I have been working to add features to /fortran/lammps.f90 the last couple of days, and I have implementations all the way through lammps_extract_global (working through library.h in order) working and tested.
I thought I’d run this by Axel, at the very least, before I proceed much further. In the /examples/COUPLE/fortran2 API, I made lammps_extract_global and similar functions into subroutines whose first argument is the variable being returned. This isn’t identical to the C interface, but it’s close, and saves the trouble of having an array of extra constants around.

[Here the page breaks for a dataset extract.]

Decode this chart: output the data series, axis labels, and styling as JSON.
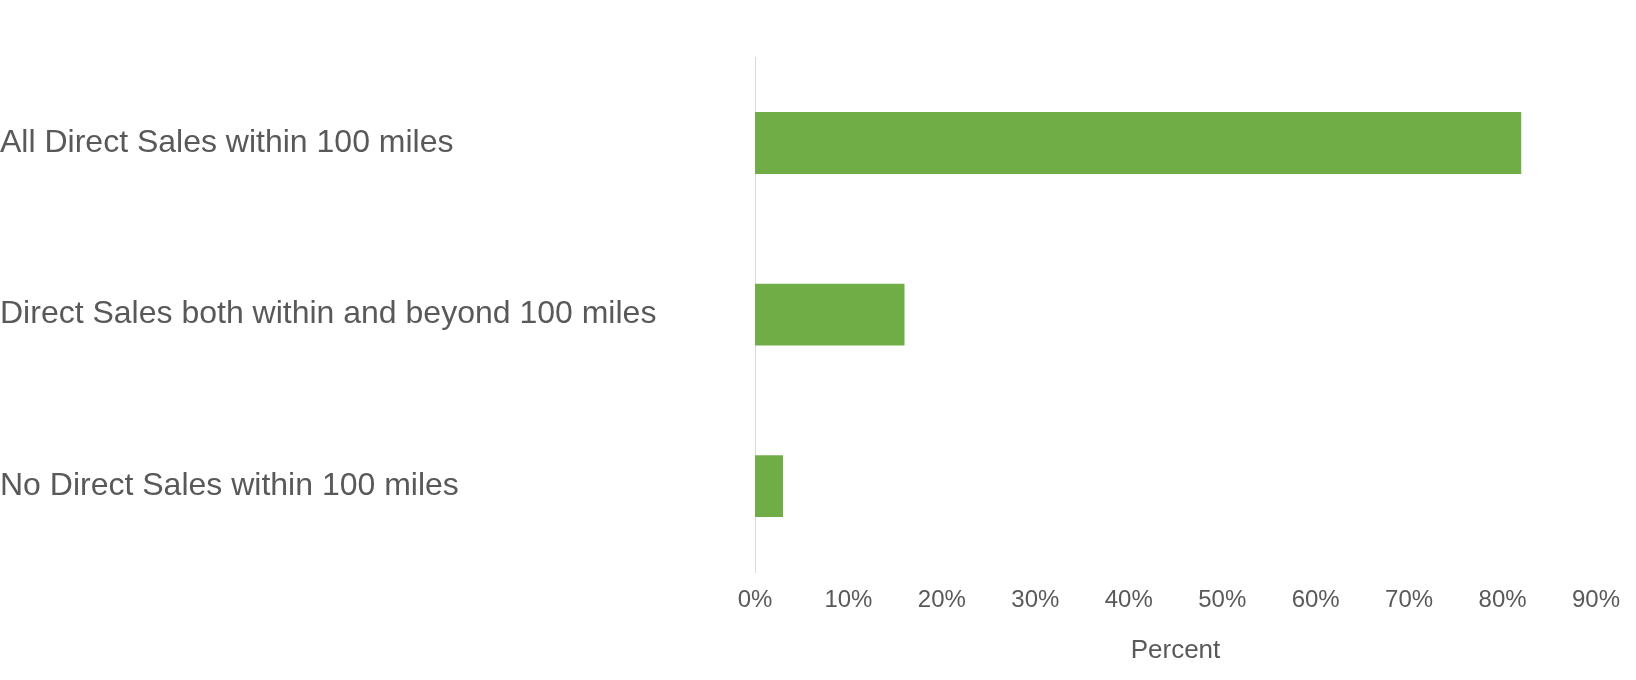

I came up with an alternative for /fortran/lammps.f90, which is to resolve what kind of data lammps_extract_global (from the C API) is returning similar to the way Python does it, namely to have another parameter called “dtype” whose sole duty is to state to the compiler that the function is returning an integer, a 64-bit integer, a 64-bit real number, a string, etc. For example,
integer (C_int) :: nlocal
real (C_double) :: dt
! more code
nlocal = lmp%extract_global('nlocal', LMP_INT)
dt = lmp%extract_global('dt', LMP_DOUBLE)
where LMP_INT and LMP_DOUBLE are (public) constants defined within /fortran/lammps.f90.
First, would doing it this way be confusing to users and/or a maintenance issue (or otherwise icky)?
This led me to thinking along the lines of how to deal with LAMMPS_BIGINT and the LAMMPS_SMALLBIG/LAMMPS_BIGBIG/etc. settings. Since those settings are all set by preprocessor directives, Fortran won’t see them at all, so there isn’t an easy solution (such as defining LMP_BIGINT=LMP_INT if bigints are ints and LMP_BIGINT=LMP_INT64 if bigints are int64_ts). We can pull the size of bigint, tagint, and imageint out of extract_setting once LAMMPS is running, but that doesn’t let the user declare something like
integer (C_bigint) :: ntimestep
at compile time (which is what they would do with the C or C++ APIs). Right now, I would lean toward having the Fortran API be agnostic to such things and rely on the user to “know” which integer kind to pass, but it would be nice to be “clever” about it (similar to the Python interface’s “dtype=LAMMPS_AUTODETECT” and subsequent type resolution, which of course is not possible in strongly-typed languages). Any thoughts?